- The Washington Times - Thursday, August 19, 2004

Do you want to know why”affordable health care” is beyond the reach of hard-working Americans? Can you not figure out why the costs of public education are skyrocketing? Are you baffled by the dueling Republican-Democratic policies on immigration? Consider these startling statistics: Each year, American taxpayers will spend more than $7 billion to educate the children of illegal immigrants; $1 billion for health care and emergency treatment; and nearly $3 billion to detain illegal aliens in state and local jails.

I didn’t grab those numbers out of thin air. Reporter Jerry Seper gleaned them from congressional reports and studies by immigration groups and several universities. He then incorporated those stats and other cold and hard facts into an eye-opening three-part series that was published last month (www.washingtontimes.com/national/20040719-124724-2248r.htm). If those statistics are not pushed down ASAP — and pushed down drastically — they have no where to go but up.

Unfortunately, neither Team Bush nor the Kerry-Edwards camp is offering immigration policies that push in the right direction.
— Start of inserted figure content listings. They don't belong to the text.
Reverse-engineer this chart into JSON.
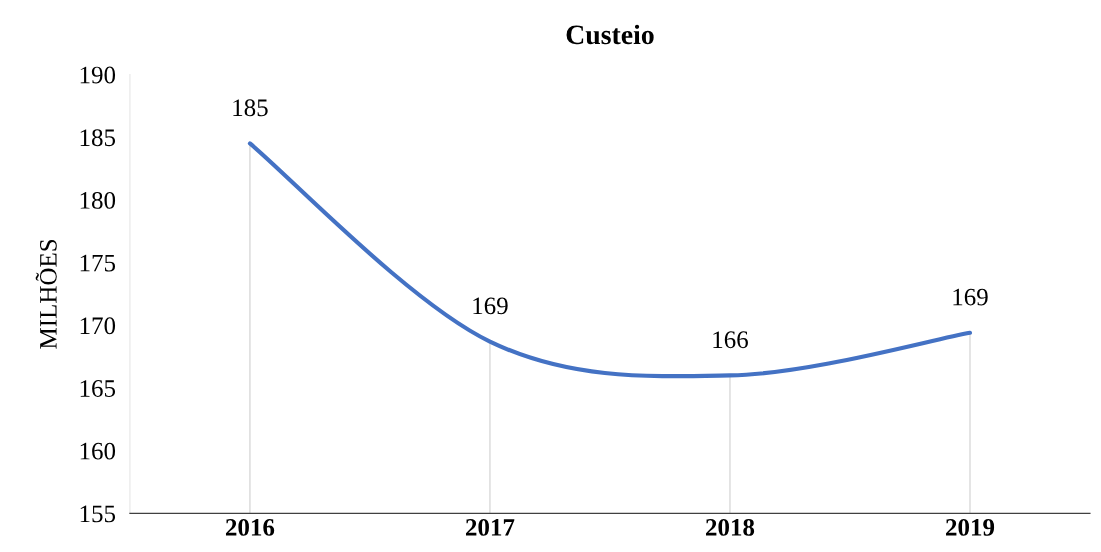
{
  "chart_data": {
    "type": "line",
    "title": "Custeio",
    "ylabel": "MILHÕES",
    "categories": [
      "2016",
      "2017",
      "2018",
      "2019"
    ],
    "series": [
      {
        "color": "#4472c4",
        "values": [
          184.5,
          168.7,
          166.0,
          169.4
        ],
        "value_labels": [
          "185",
          "169",
          "166",
          "169"
        ]
      }
    ],
    "ylim": [
      155,
      190
    ],
    "yticks": [
      155,
      160,
      165,
      170,
      175,
      180,
      185,
      190
    ],
    "grid": "x",
    "marker": "none",
    "line_style": "solid"
  }
}
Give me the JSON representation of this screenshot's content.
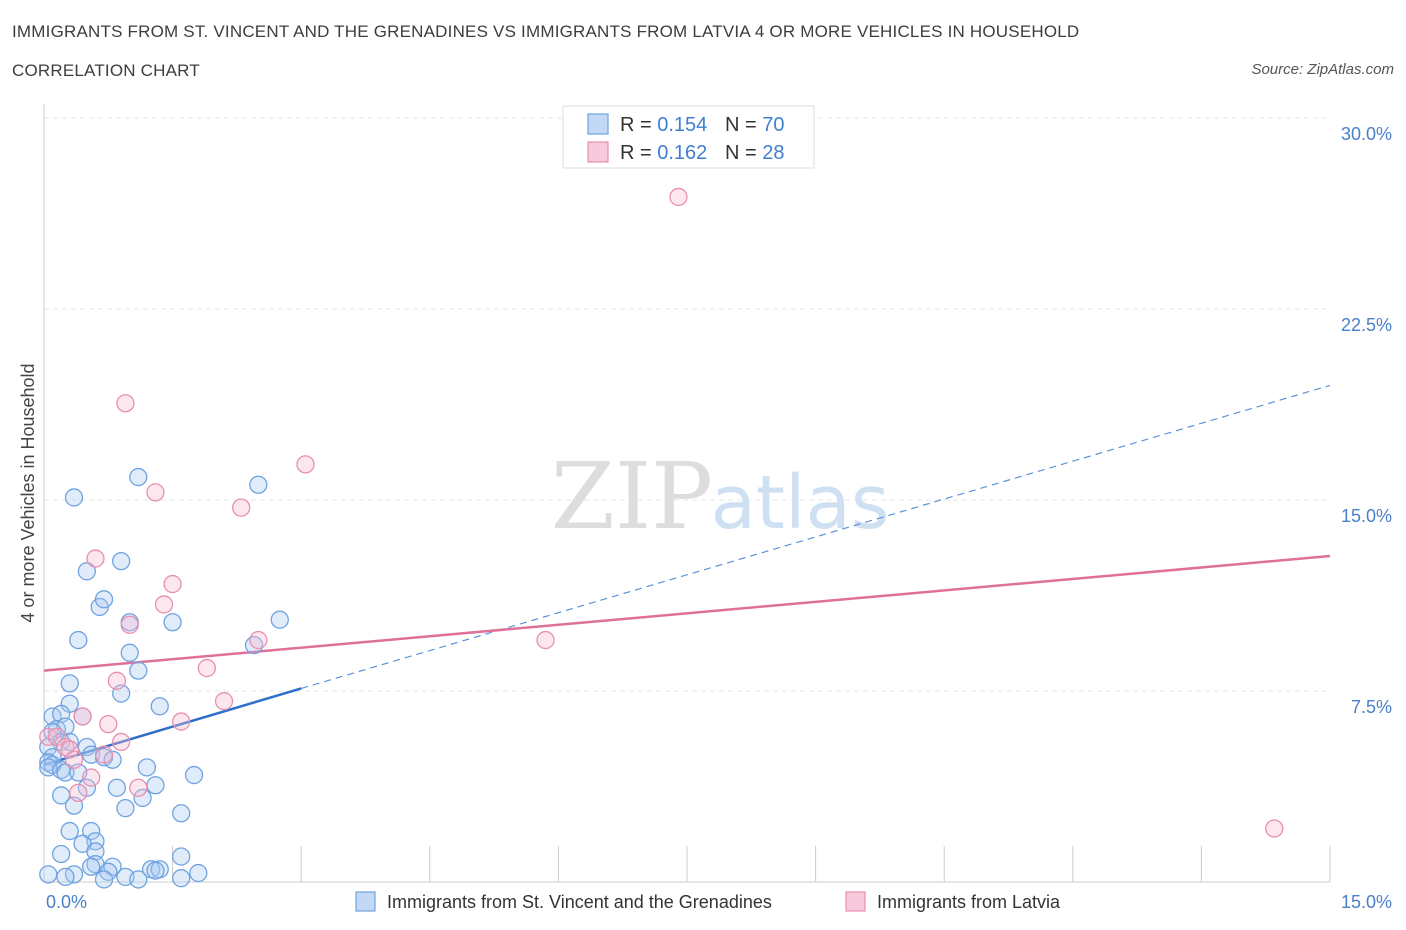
{
  "header": {
    "title": "IMMIGRANTS FROM ST. VINCENT AND THE GRENADINES VS IMMIGRANTS FROM LATVIA 4 OR MORE VEHICLES IN HOUSEHOLD",
    "subtitle": "CORRELATION CHART",
    "source": "Source: ZipAtlas.com"
  },
  "watermark": {
    "zip": "ZIP",
    "atlas": "atlas"
  },
  "legend": {
    "rows": [
      {
        "r_label": "R = ",
        "r_value": "0.154",
        "n_label": "N = ",
        "n_value": "70",
        "color": "#6fa3e0"
      },
      {
        "r_label": "R = ",
        "r_value": "0.162",
        "n_label": "N = ",
        "n_value": "28",
        "color": "#e98fb0"
      }
    ]
  },
  "chart_data": {
    "type": "scatter",
    "title": "",
    "xlabel": "",
    "ylabel": "4 or more Vehicles in Household",
    "xlim": [
      0,
      15
    ],
    "ylim": [
      0,
      30
    ],
    "x_tick_labels": [
      "0.0%",
      "15.0%"
    ],
    "y_ticks": [
      7.5,
      15,
      22.5,
      30
    ],
    "y_tick_labels": [
      "7.5%",
      "15.0%",
      "22.5%",
      "30.0%"
    ],
    "grid": true,
    "legend_position": "bottom",
    "series": [
      {
        "name": "Immigrants from St. Vincent and the Grenadines",
        "color": "#6fa3e0",
        "trend": {
          "x0": 0,
          "y0": 4.6,
          "x1": 3.0,
          "y1": 7.6,
          "dashed_to_x": 15,
          "dashed_to_y": 19.5
        },
        "points": [
          [
            0.35,
            15.1
          ],
          [
            1.1,
            15.9
          ],
          [
            2.5,
            15.6
          ],
          [
            0.5,
            12.2
          ],
          [
            0.9,
            12.6
          ],
          [
            0.65,
            10.8
          ],
          [
            0.7,
            11.1
          ],
          [
            1.0,
            10.2
          ],
          [
            1.5,
            10.2
          ],
          [
            2.75,
            10.3
          ],
          [
            0.4,
            9.5
          ],
          [
            2.45,
            9.3
          ],
          [
            1.0,
            9.0
          ],
          [
            1.1,
            8.3
          ],
          [
            0.3,
            7.8
          ],
          [
            0.9,
            7.4
          ],
          [
            1.35,
            6.9
          ],
          [
            0.3,
            7.0
          ],
          [
            0.1,
            6.5
          ],
          [
            0.2,
            6.6
          ],
          [
            0.45,
            6.5
          ],
          [
            0.15,
            6.0
          ],
          [
            0.25,
            6.1
          ],
          [
            0.1,
            5.9
          ],
          [
            0.2,
            5.5
          ],
          [
            0.3,
            5.5
          ],
          [
            0.05,
            5.3
          ],
          [
            0.5,
            5.3
          ],
          [
            0.55,
            5.0
          ],
          [
            0.1,
            4.9
          ],
          [
            0.7,
            4.9
          ],
          [
            0.05,
            4.7
          ],
          [
            0.8,
            4.8
          ],
          [
            0.1,
            4.6
          ],
          [
            0.05,
            4.5
          ],
          [
            0.2,
            4.4
          ],
          [
            0.25,
            4.3
          ],
          [
            0.4,
            4.3
          ],
          [
            1.2,
            4.5
          ],
          [
            1.75,
            4.2
          ],
          [
            0.5,
            3.7
          ],
          [
            0.85,
            3.7
          ],
          [
            1.3,
            3.8
          ],
          [
            0.2,
            3.4
          ],
          [
            1.15,
            3.3
          ],
          [
            0.35,
            3.0
          ],
          [
            0.95,
            2.9
          ],
          [
            1.6,
            2.7
          ],
          [
            0.3,
            2.0
          ],
          [
            0.55,
            2.0
          ],
          [
            0.6,
            1.6
          ],
          [
            0.45,
            1.5
          ],
          [
            0.6,
            1.2
          ],
          [
            0.2,
            1.1
          ],
          [
            1.6,
            1.0
          ],
          [
            0.6,
            0.7
          ],
          [
            0.8,
            0.6
          ],
          [
            0.55,
            0.6
          ],
          [
            1.25,
            0.5
          ],
          [
            1.35,
            0.5
          ],
          [
            1.3,
            0.45
          ],
          [
            0.75,
            0.4
          ],
          [
            1.8,
            0.35
          ],
          [
            0.35,
            0.3
          ],
          [
            0.05,
            0.3
          ],
          [
            0.95,
            0.2
          ],
          [
            1.6,
            0.15
          ],
          [
            0.7,
            0.1
          ],
          [
            0.25,
            0.2
          ],
          [
            1.1,
            0.1
          ]
        ]
      },
      {
        "name": "Immigrants from Latvia",
        "color": "#e98fb0",
        "trend": {
          "x0": 0,
          "y0": 8.3,
          "x1": 15,
          "y1": 12.8
        },
        "points": [
          [
            7.4,
            26.9
          ],
          [
            0.95,
            18.8
          ],
          [
            3.05,
            16.4
          ],
          [
            1.3,
            15.3
          ],
          [
            2.3,
            14.7
          ],
          [
            0.6,
            12.7
          ],
          [
            1.5,
            11.7
          ],
          [
            1.4,
            10.9
          ],
          [
            1.0,
            10.1
          ],
          [
            2.5,
            9.5
          ],
          [
            5.85,
            9.5
          ],
          [
            1.9,
            8.4
          ],
          [
            0.85,
            7.9
          ],
          [
            2.1,
            7.1
          ],
          [
            0.45,
            6.5
          ],
          [
            1.6,
            6.3
          ],
          [
            0.75,
            6.2
          ],
          [
            0.05,
            5.7
          ],
          [
            0.15,
            5.7
          ],
          [
            0.9,
            5.5
          ],
          [
            0.25,
            5.3
          ],
          [
            0.3,
            5.2
          ],
          [
            0.7,
            5.0
          ],
          [
            0.35,
            4.8
          ],
          [
            0.55,
            4.1
          ],
          [
            1.1,
            3.7
          ],
          [
            0.4,
            3.5
          ],
          [
            14.35,
            2.1
          ]
        ]
      }
    ]
  }
}
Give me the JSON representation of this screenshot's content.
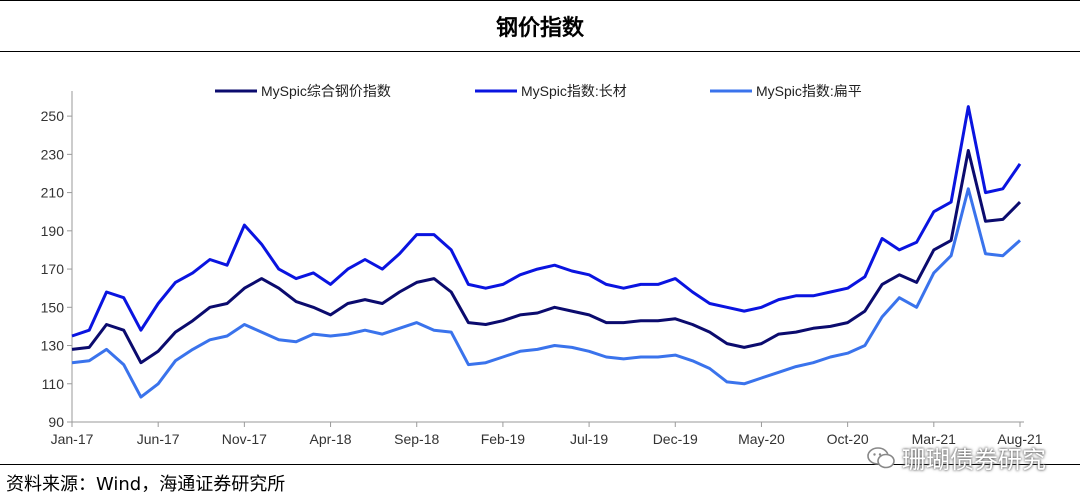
{
  "title": "钢价指数",
  "source": "资料来源：Wind，海通证券研究所",
  "watermark": "珊瑚债券研究",
  "chart_data": {
    "type": "line",
    "x": [
      "2017-01",
      "2017-02",
      "2017-03",
      "2017-04",
      "2017-05",
      "2017-06",
      "2017-07",
      "2017-08",
      "2017-09",
      "2017-10",
      "2017-11",
      "2017-12",
      "2018-01",
      "2018-02",
      "2018-03",
      "2018-04",
      "2018-05",
      "2018-06",
      "2018-07",
      "2018-08",
      "2018-09",
      "2018-10",
      "2018-11",
      "2018-12",
      "2019-01",
      "2019-02",
      "2019-03",
      "2019-04",
      "2019-05",
      "2019-06",
      "2019-07",
      "2019-08",
      "2019-09",
      "2019-10",
      "2019-11",
      "2019-12",
      "2020-01",
      "2020-02",
      "2020-03",
      "2020-04",
      "2020-05",
      "2020-06",
      "2020-07",
      "2020-08",
      "2020-09",
      "2020-10",
      "2020-11",
      "2020-12",
      "2021-01",
      "2021-02",
      "2021-03",
      "2021-04",
      "2021-05",
      "2021-06",
      "2021-07",
      "2021-08"
    ],
    "x_tick_labels": [
      "Jan-17",
      "Jun-17",
      "Nov-17",
      "Apr-18",
      "Sep-18",
      "Feb-19",
      "Jul-19",
      "Dec-19",
      "May-20",
      "Oct-20",
      "Mar-21",
      "Aug-21"
    ],
    "ylim": [
      90,
      260
    ],
    "y_ticks": [
      90,
      110,
      130,
      150,
      170,
      190,
      210,
      230,
      250
    ],
    "legend_position": "top",
    "grid": false,
    "series": [
      {
        "name": "MySpic综合钢价指数",
        "color": "#0b0b6e",
        "values": [
          128,
          129,
          141,
          138,
          121,
          127,
          137,
          143,
          150,
          152,
          160,
          165,
          160,
          153,
          150,
          146,
          152,
          154,
          152,
          158,
          163,
          165,
          158,
          142,
          141,
          143,
          146,
          147,
          150,
          148,
          146,
          142,
          142,
          143,
          143,
          144,
          141,
          137,
          131,
          129,
          131,
          136,
          137,
          139,
          140,
          142,
          148,
          162,
          167,
          163,
          180,
          185,
          232,
          195,
          196,
          205
        ]
      },
      {
        "name": "MySpic指数:长材",
        "color": "#0a14e0",
        "values": [
          135,
          138,
          158,
          155,
          138,
          152,
          163,
          168,
          175,
          172,
          193,
          183,
          170,
          165,
          168,
          162,
          170,
          175,
          170,
          178,
          188,
          188,
          180,
          162,
          160,
          162,
          167,
          170,
          172,
          169,
          167,
          162,
          160,
          162,
          162,
          165,
          158,
          152,
          150,
          148,
          150,
          154,
          156,
          156,
          158,
          160,
          166,
          186,
          180,
          184,
          200,
          205,
          255,
          210,
          212,
          225
        ]
      },
      {
        "name": "MySpic指数:扁平",
        "color": "#3a73ec",
        "values": [
          121,
          122,
          128,
          120,
          103,
          110,
          122,
          128,
          133,
          135,
          141,
          137,
          133,
          132,
          136,
          135,
          136,
          138,
          136,
          139,
          142,
          138,
          137,
          120,
          121,
          124,
          127,
          128,
          130,
          129,
          127,
          124,
          123,
          124,
          124,
          125,
          122,
          118,
          111,
          110,
          113,
          116,
          119,
          121,
          124,
          126,
          130,
          145,
          155,
          150,
          168,
          177,
          212,
          178,
          177,
          185
        ]
      }
    ]
  }
}
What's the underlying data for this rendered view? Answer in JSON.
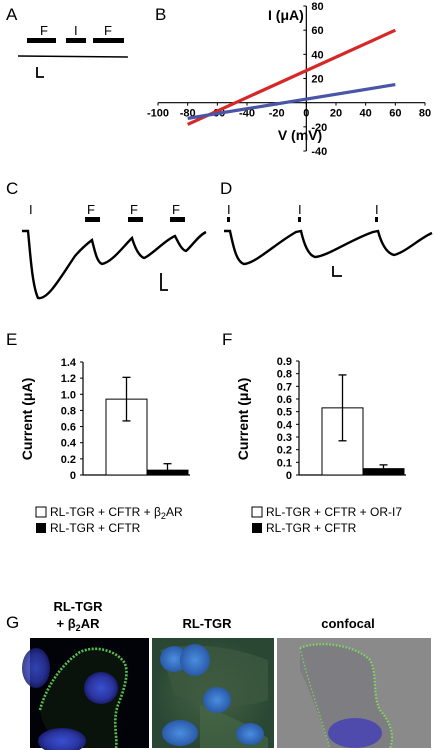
{
  "panels": {
    "A": "A",
    "B": "B",
    "C": "C",
    "D": "D",
    "E": "E",
    "F": "F",
    "G": "G"
  },
  "panelA": {
    "stimuli": [
      "F",
      "I",
      "F"
    ]
  },
  "panelB": {
    "xlabel": "V (mV)",
    "ylabel": "I (μA)",
    "xlim": [
      -100,
      80
    ],
    "ylim": [
      -40,
      80
    ],
    "xticks": [
      "-100",
      "-80",
      "-60",
      "-40",
      "-20",
      "0",
      "20",
      "40",
      "60",
      "80"
    ],
    "yticks": [
      "-40",
      "-20",
      "0",
      "20",
      "40",
      "60",
      "80"
    ],
    "series": [
      {
        "color": "#d62828",
        "x": [
          -80,
          60
        ],
        "y": [
          -18,
          60
        ]
      },
      {
        "color": "#4a55a8",
        "x": [
          -80,
          60
        ],
        "y": [
          -13,
          15
        ]
      }
    ]
  },
  "panelC": {
    "stimuli": [
      "I",
      "F",
      "F",
      "F"
    ]
  },
  "panelD": {
    "stimuli": [
      "I",
      "I",
      "I"
    ]
  },
  "chart_data": [
    {
      "type": "bar",
      "panel": "E",
      "categories": [
        "RL-TGR + CFTR + β2AR",
        "RL-TGR + CFTR"
      ],
      "values": [
        0.94,
        0.06
      ],
      "errors": [
        0.27,
        0.08
      ],
      "fills": [
        "#ffffff",
        "#000000"
      ],
      "ylabel": "Current (μA)",
      "ylim": [
        0,
        1.4
      ],
      "yticks": [
        "0",
        "0.2",
        "0.4",
        "0.6",
        "0.8",
        "1.0",
        "1.2",
        "1.4"
      ]
    },
    {
      "type": "bar",
      "panel": "F",
      "categories": [
        "RL-TGR + CFTR + OR-I7",
        "RL-TGR + CFTR"
      ],
      "values": [
        0.53,
        0.05
      ],
      "errors": [
        0.26,
        0.03
      ],
      "fills": [
        "#ffffff",
        "#000000"
      ],
      "ylabel": "Current (μA)",
      "ylim": [
        0,
        0.9
      ],
      "yticks": [
        "0",
        "0.1",
        "0.2",
        "0.3",
        "0.4",
        "0.5",
        "0.6",
        "0.7",
        "0.8",
        "0.9"
      ]
    }
  ],
  "legendE": {
    "line1a": "RL-TGR + CFTR + β",
    "line1sub": "2",
    "line1b": "AR",
    "line2": "RL-TGR + CFTR"
  },
  "legendF": {
    "line1": "RL-TGR + CFTR + OR-I7",
    "line2": "RL-TGR + CFTR"
  },
  "panelG": {
    "label1a": "RL-TGR",
    "label1b": "+ β",
    "label1sub": "2",
    "label1c": "AR",
    "label2": "RL-TGR",
    "label3": "confocal"
  }
}
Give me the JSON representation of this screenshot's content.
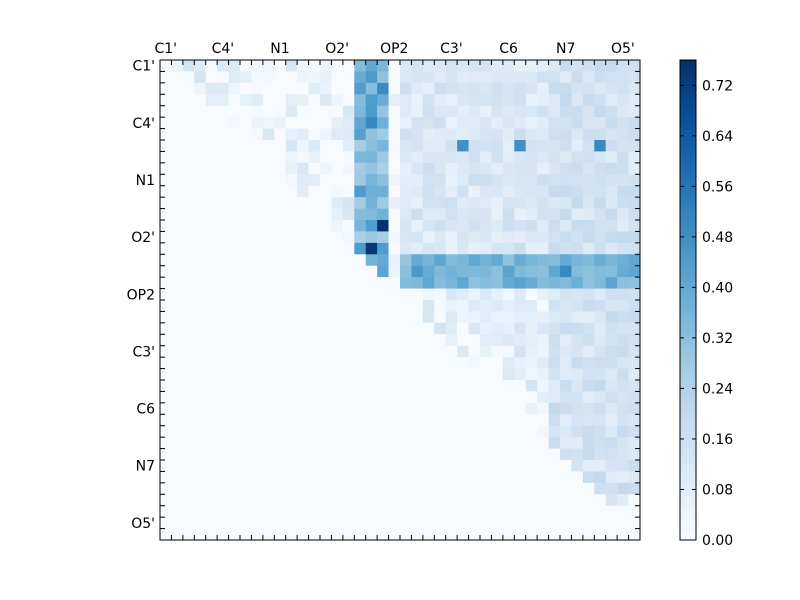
{
  "chart_data": {
    "type": "heatmap",
    "title": "",
    "xlabel": "",
    "ylabel": "",
    "n": 42,
    "x_tick_labels": [
      "C1'",
      "C4'",
      "N1",
      "O2'",
      "OP2",
      "C3'",
      "C6",
      "N7",
      "O5'"
    ],
    "y_tick_labels": [
      "C1'",
      "C4'",
      "N1",
      "O2'",
      "OP2",
      "C3'",
      "C6",
      "N7",
      "O5'"
    ],
    "label_every": 5,
    "colormap": "Blues",
    "value_range": [
      0.0,
      0.76
    ],
    "colorbar_ticks": [
      "0.00",
      "0.08",
      "0.16",
      "0.24",
      "0.32",
      "0.40",
      "0.48",
      "0.56",
      "0.64",
      "0.72"
    ],
    "colors": {
      "low": "#f7fbff",
      "high": "#08306b"
    },
    "matrix_note_triangle": "upper",
    "hotspots": [
      {
        "row": 0,
        "col": 18,
        "value": 0.4
      },
      {
        "row": 0,
        "col": 19,
        "value": 0.35
      },
      {
        "row": 2,
        "col": 19,
        "value": 0.5
      },
      {
        "row": 4,
        "col": 18,
        "value": 0.45
      },
      {
        "row": 5,
        "col": 18,
        "value": 0.5
      },
      {
        "row": 7,
        "col": 26,
        "value": 0.48
      },
      {
        "row": 7,
        "col": 31,
        "value": 0.48
      },
      {
        "row": 7,
        "col": 38,
        "value": 0.5
      },
      {
        "row": 14,
        "col": 19,
        "value": 0.76
      },
      {
        "row": 16,
        "col": 18,
        "value": 0.74
      },
      {
        "row": 18,
        "col": 22,
        "value": 0.45
      },
      {
        "row": 18,
        "col": 35,
        "value": 0.5
      }
    ]
  }
}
In fact, as illegal immigrants and potential and known terrorists continue to “hide in plain sight,” as Jerry’s series warns us, Congress and the White House continue to disarm the very people paid to safeguard America’s immigration policies. Interior enforcement programs — that is to say, the apprehension of illegal aliens, inspections for illegal employees and sanctions against employers who hire illegals — have become inferior enforcement programs. Moreover, despite the fact that American taxpayers continue to pay the high price of lax immigration enforcement, local legislatures are offering new welcome mats for longtime illegal immigrants and dusting off older mats to entice new ones.

How did it come to this?

Jerry writes: “Law enforcement authorities and immigration experts think work-site enforcement began to collapse in 1993, at a time Congress and the White House — responding politically to rising public concern over increased illegal immigration — were turning their attention to border enforcement.

“They said increased interior enforcement was not an option because neither Congress nor the White House wanted to deal with an avalanche of criticism from unions and employers who would have been exposed to fines and other sanctions — many of whom are huge political donors.”

Keep in mind, please, that John Kerry and his fellow Democrats controlled both the White House and Congress at the time. And, instead of Republicans taking a lead on behalf of Americans and law-abiding immigrants, they fell into line behind Democratic policies. In no small measure, September 11 forced policy-makers on either end of Pennsylvania Avenue to shift gears.

Still, while Big Brother turns a keen eye toward ethnic profiling, Baby Brothers view the consequences of violating U.S. immigration laws with a blind eye. For example, in the nation’s capital, five D.C. lawmakers support legislation that would grant non-U.S. citizens the right to vote in local elections. The proponents of the measure, the Equitable Voting Rights Amendment Act of 2004, are moving in lockstep with a fad in such left-of-left cities as Chicago, San Francisco and Takoma Park, Md. (Takoma Park, a politically quirky little city dotted with lovely clapboard homes, long ago declared itself nuclear-free. Since the Iraq war, many of its lawns are sprinkled with signs that say, “War is not the answer.”)

That D.C. Democrats are pushing such an unworthy and un-American legislative agenda reflects the hypocritical nature of immigration policies on several fronts. First, here is a city whose residents are relative newcomers to the voting franchise. Indeed, denizens of the capital couldn’t vote in presidential elections until 1960, and limited home rule that broadened voting rights in local elections wasn’t granted until 1974. Second, for two decades, D.C. voters and other stakeholders have been struggling to lift the school-age population — particularly its children from no- and low-income homes — out of poor-academic bondage. The financial and political consequences of the city’s failed policies have, for all practical purposes, left it bankrupt of solid, middle-class demographics and values. This school year’s budget for 62,000 children will likely surpass $1 billion. (Do the per-pupil math.)

What’s more is that the city’s elected leadership has been hankering for full congressional representation. To now swing their weight behind granting voting rights to non-citizens seems more than a bit disingenuous and certainly hypercritical.

In closing allow me a few additional questions: Are Republicans pushing lax immigration policies in search of cheap labor? Do Democrats plan to take advantage of newly franchised immigrant voters as they have black voters? Precisely where does John Kerry stand on immigration issues? Who ultimately pays for affordable health care, rising education costs and other costly policies?

You won’t be surprised with your answers. The key is to remember your answers when you vote later this year.